Langkah tegas ini disampaikan langsung oleh Wakil Ketua Komisi X DPR RI, Lalu Hadrian Irfani merespons pidato Presiden Prabowo di Jawa Timur pada Selasa, 23 Juni 2026. Lalu menilai bahwa Presiden bersikap transparan kepada publik mengenai kondisi menantang yang membuat kenaikan gaji guru dan Pegawai Negeri Sipil (PNS) belum berjalan maksimal.
Dalam pidatonya, Presiden memang blak-blakan menyebut bahwa belum optimalnya kenaikan tersebut disebabkan oleh kebocoran anggaran serta keluarnya kekayaan nasional ke luar negeri.
Dorong Angka Rasional Rp 5 Juta
Menurut Lalu, di balik penundaan tersebut, pemerintah sebenarnya tengah memformulasikan besaran gaji guru yang paling ideal. Komisi X pun memastikan tak akan tinggal diam dan terus menekan pemerintah agar realisasi kenaikan gaji ini menggunakan perhitungan yang benar-benar menyejahterakan pahlawan tanpa tanda jasa.Berdasarkan kajian di dewan, nominal Rp 5 juta dinilai sebagai batas minimal yang paling masuk akal untuk menjamin kesejahteraan guru di Indonesia saat ini. Harapannya, langkah ini bisa dieksekusi dalam postur anggaran tahun 2027 untuk seluruh guru, baik yang berstatus Aparatur Sipil Negara (ASN) maupun non-ASN.

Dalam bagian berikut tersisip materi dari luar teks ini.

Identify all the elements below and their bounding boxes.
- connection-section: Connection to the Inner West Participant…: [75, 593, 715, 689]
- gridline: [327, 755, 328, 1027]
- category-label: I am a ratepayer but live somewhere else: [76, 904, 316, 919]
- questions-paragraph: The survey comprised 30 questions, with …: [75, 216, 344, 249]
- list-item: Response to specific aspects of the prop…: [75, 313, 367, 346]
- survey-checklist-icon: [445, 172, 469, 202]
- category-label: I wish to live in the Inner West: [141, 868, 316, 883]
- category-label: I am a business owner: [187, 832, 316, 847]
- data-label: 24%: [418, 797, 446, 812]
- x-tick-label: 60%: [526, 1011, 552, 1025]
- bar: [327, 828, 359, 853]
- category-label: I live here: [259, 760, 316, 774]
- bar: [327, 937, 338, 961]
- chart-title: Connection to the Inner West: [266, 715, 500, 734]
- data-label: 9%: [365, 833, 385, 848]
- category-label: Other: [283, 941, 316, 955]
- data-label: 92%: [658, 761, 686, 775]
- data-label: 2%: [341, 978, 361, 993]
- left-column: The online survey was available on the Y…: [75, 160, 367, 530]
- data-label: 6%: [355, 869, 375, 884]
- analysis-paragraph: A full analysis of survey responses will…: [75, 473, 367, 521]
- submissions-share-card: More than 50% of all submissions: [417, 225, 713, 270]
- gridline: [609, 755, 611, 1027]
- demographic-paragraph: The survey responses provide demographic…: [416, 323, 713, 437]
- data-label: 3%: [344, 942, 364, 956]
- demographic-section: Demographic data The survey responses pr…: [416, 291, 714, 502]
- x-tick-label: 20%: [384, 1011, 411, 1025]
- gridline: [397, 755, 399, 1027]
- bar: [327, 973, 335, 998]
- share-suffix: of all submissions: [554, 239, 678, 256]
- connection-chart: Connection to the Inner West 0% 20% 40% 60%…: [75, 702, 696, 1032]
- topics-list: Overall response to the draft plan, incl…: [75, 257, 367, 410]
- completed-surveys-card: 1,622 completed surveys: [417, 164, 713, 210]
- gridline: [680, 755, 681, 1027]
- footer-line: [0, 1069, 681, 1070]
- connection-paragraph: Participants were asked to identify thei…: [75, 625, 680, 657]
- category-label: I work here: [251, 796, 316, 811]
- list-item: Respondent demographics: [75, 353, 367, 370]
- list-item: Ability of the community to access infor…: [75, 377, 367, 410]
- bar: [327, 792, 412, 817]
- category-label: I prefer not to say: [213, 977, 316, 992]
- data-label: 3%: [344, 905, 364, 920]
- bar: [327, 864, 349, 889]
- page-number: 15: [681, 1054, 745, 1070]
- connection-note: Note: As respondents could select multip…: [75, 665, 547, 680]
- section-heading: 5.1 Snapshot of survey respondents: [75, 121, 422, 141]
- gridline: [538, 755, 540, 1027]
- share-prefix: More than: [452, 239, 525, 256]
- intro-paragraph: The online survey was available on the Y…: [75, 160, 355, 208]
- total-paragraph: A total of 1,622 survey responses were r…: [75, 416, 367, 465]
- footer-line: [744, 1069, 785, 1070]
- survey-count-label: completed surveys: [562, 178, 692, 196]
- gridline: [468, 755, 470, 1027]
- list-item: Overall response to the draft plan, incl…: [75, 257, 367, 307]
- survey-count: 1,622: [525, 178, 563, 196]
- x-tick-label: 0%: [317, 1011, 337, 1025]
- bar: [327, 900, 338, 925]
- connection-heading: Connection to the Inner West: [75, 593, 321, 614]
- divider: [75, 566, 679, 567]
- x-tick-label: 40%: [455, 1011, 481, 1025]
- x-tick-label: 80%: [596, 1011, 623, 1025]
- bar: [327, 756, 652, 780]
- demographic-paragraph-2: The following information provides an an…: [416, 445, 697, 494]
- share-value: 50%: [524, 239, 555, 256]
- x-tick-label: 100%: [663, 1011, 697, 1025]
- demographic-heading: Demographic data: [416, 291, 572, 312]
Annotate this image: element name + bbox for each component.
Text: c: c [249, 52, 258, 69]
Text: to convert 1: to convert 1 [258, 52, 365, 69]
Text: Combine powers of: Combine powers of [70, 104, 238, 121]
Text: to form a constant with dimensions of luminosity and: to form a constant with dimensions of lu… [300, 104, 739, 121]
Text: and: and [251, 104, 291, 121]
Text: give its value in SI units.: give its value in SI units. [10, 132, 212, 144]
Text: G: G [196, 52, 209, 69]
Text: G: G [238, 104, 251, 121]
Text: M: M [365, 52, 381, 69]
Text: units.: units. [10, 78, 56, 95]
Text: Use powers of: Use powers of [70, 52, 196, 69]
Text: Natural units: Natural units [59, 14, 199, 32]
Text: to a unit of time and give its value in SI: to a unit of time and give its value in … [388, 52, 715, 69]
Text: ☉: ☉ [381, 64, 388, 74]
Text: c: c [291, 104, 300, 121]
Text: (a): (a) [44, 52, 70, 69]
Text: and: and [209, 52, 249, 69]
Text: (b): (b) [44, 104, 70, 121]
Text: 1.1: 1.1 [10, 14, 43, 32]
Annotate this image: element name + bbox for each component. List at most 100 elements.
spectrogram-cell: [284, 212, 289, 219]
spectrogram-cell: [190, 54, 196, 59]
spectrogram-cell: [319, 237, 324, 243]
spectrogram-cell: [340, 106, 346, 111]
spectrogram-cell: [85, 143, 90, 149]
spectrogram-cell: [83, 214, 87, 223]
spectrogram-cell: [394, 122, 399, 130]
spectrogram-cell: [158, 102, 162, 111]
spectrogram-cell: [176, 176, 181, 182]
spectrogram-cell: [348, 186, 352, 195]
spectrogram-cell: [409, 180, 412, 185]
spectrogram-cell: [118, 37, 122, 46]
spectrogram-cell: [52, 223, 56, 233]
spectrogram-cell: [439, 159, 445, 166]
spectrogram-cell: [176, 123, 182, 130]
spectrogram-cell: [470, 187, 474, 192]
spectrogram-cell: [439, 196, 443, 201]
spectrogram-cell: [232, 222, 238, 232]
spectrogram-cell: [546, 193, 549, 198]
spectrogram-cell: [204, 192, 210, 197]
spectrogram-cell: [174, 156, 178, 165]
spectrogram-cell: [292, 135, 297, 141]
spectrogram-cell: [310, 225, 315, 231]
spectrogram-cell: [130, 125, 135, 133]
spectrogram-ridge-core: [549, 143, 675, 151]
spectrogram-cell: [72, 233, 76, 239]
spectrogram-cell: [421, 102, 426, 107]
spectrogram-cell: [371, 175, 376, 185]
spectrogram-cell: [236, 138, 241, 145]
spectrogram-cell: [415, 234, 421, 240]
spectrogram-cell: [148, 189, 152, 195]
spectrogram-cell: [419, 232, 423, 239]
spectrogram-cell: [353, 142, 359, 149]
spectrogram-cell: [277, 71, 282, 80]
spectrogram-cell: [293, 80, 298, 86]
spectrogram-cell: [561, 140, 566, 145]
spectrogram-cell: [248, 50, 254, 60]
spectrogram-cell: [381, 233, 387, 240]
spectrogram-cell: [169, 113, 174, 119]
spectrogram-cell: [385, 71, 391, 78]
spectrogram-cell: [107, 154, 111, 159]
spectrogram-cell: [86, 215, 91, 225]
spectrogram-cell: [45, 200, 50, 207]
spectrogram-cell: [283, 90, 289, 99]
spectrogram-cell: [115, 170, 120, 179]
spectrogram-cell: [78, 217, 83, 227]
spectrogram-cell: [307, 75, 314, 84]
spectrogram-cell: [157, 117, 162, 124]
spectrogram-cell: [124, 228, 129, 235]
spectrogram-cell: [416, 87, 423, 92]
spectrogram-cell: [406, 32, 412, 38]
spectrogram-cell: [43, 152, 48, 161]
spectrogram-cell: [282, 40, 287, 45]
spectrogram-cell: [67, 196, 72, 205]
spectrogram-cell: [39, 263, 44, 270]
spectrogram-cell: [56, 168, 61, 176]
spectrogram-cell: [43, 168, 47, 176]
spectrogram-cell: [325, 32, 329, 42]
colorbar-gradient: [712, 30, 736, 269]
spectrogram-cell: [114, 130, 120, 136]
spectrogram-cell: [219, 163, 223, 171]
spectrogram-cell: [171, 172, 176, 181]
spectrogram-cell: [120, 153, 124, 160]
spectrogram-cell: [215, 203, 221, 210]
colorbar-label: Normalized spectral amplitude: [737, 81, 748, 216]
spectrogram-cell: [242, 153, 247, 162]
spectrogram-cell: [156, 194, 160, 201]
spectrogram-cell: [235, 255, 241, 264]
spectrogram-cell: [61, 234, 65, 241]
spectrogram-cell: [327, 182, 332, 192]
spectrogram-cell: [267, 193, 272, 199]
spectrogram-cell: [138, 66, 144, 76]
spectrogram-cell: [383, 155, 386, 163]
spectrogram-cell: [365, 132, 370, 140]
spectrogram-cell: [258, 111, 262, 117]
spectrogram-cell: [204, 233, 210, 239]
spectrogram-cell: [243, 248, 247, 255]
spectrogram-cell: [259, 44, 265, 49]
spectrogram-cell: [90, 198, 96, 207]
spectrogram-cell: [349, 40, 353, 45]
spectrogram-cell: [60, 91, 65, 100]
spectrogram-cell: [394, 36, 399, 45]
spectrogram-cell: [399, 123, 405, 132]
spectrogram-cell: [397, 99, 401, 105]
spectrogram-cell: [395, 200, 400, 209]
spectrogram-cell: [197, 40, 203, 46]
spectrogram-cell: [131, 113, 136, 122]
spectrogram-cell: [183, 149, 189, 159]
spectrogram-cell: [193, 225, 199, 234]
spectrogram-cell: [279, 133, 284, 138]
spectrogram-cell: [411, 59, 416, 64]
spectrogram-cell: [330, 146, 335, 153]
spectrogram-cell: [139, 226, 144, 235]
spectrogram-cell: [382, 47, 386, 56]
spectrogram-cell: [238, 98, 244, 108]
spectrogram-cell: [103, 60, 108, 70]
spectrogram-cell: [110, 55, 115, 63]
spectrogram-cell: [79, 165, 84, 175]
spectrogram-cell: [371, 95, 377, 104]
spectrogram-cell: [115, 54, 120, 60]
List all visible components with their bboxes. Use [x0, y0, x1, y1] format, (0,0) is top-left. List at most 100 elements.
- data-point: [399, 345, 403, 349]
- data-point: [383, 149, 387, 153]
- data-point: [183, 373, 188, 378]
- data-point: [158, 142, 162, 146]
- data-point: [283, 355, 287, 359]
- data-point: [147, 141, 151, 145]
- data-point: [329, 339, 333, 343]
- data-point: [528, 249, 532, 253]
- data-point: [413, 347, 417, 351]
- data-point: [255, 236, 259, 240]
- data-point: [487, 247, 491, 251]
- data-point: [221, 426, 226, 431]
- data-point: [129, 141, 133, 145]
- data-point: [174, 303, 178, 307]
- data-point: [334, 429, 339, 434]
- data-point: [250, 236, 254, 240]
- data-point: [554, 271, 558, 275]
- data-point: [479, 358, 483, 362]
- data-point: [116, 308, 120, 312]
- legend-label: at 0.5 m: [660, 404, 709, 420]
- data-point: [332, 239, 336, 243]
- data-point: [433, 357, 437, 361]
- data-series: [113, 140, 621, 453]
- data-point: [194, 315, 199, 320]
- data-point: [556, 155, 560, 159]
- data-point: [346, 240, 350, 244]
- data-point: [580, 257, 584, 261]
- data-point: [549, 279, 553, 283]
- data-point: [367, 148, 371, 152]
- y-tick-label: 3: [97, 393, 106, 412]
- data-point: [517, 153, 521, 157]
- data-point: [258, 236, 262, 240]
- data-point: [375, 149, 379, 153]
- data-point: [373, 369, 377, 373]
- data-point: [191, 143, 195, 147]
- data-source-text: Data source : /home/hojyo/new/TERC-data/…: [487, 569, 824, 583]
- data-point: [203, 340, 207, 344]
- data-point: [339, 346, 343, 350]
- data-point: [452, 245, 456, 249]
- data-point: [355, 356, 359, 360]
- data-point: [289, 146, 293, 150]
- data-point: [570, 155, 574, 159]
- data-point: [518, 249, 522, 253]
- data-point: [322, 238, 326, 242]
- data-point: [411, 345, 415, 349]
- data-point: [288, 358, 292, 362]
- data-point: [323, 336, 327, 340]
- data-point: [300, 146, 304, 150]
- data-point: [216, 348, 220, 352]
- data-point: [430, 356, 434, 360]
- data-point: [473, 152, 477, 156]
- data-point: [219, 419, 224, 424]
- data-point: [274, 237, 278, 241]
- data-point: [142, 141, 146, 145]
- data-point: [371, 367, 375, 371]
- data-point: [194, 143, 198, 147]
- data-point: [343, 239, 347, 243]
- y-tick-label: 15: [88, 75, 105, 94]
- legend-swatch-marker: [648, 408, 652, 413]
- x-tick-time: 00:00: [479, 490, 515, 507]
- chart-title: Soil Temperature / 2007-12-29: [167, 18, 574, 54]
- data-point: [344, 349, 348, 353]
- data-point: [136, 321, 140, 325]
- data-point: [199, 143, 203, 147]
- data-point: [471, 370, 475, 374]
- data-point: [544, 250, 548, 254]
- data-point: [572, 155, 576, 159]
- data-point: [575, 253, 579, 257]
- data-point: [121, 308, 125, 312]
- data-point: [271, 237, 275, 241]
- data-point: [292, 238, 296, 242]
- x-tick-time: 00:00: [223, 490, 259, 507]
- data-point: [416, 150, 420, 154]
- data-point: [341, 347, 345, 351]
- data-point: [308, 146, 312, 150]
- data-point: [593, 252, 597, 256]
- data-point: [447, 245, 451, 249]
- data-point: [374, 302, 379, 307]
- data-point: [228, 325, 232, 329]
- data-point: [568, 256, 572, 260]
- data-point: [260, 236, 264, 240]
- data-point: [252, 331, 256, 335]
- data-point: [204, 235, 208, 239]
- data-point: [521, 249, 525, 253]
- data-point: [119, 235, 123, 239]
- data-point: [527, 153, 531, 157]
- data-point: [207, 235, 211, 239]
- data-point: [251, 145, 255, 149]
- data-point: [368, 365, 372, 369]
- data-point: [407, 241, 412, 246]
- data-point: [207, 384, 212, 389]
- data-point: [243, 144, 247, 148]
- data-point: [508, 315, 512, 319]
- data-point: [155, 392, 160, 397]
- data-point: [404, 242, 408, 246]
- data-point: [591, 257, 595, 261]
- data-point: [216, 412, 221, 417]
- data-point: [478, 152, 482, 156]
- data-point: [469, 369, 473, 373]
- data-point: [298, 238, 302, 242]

"Kami tentu memandang ini secara positif. Presiden ingin menjelaskan kepada masyarakat mengapa sampai hari ini gaji guru belum naik secara optimal. Sebenarnya bukan tidak naik, tetapi memang belum optimal," kata Lalu dikutip di Jakarta, Rabu, 24 Juni 2026.
Presiden menyampaikan bahwa pemerintah saat ini sedang memformulasikan besaran gaji guru yang ideal. "Walaupun demikian, kami di Komisi X tetap mendorong agar gaji guru benar-benar naik sesuai dengan perhitungan yang layak. Kami sudah menghitung di Komisi X bahwa minimal Rp5 juta merupakan angka yang layak atau nominal yang paling pas untuk kesejahteraan guru," tegas Lalu.
Komisi X juga melihat dalam postur anggaran tahun 2027 terdapat itikad baik dari pemerintah untuk mempersiapkan anggaran dalam rangka kenaikan gaji guru dan tunjangan guru, baik ASN maupun non-ASN.
Kawal Terus Janji Presiden
Sebagai bentuk pengawalan kelembagaan, Komisi X akan memantau keseriusan pemerintah dalam mengalokasikan anggaran pendidikan ini pada pidato kenegaraan Agustus mendatang. Lalu meyakini bahwa kesejahteraan guru sebenarnya sudah menjadi top of mind bagi Presiden."Kami akan melihat dalam pidato Nota Keuangan Presiden pada 16 Agustus nanti. Namun kami meyakini Presiden sudah memikirkan hal tersebut. Apalagi beliau selalu mengatakan bahwa kesejahteraan guru menjadi prioritas. Kami di Komisi X terus mengejar dan mengingatkan Presiden bahwa salah satu fondasi keberhasilan pendidikan adalah meningkatkan kesejahteraan guru," tegasnya.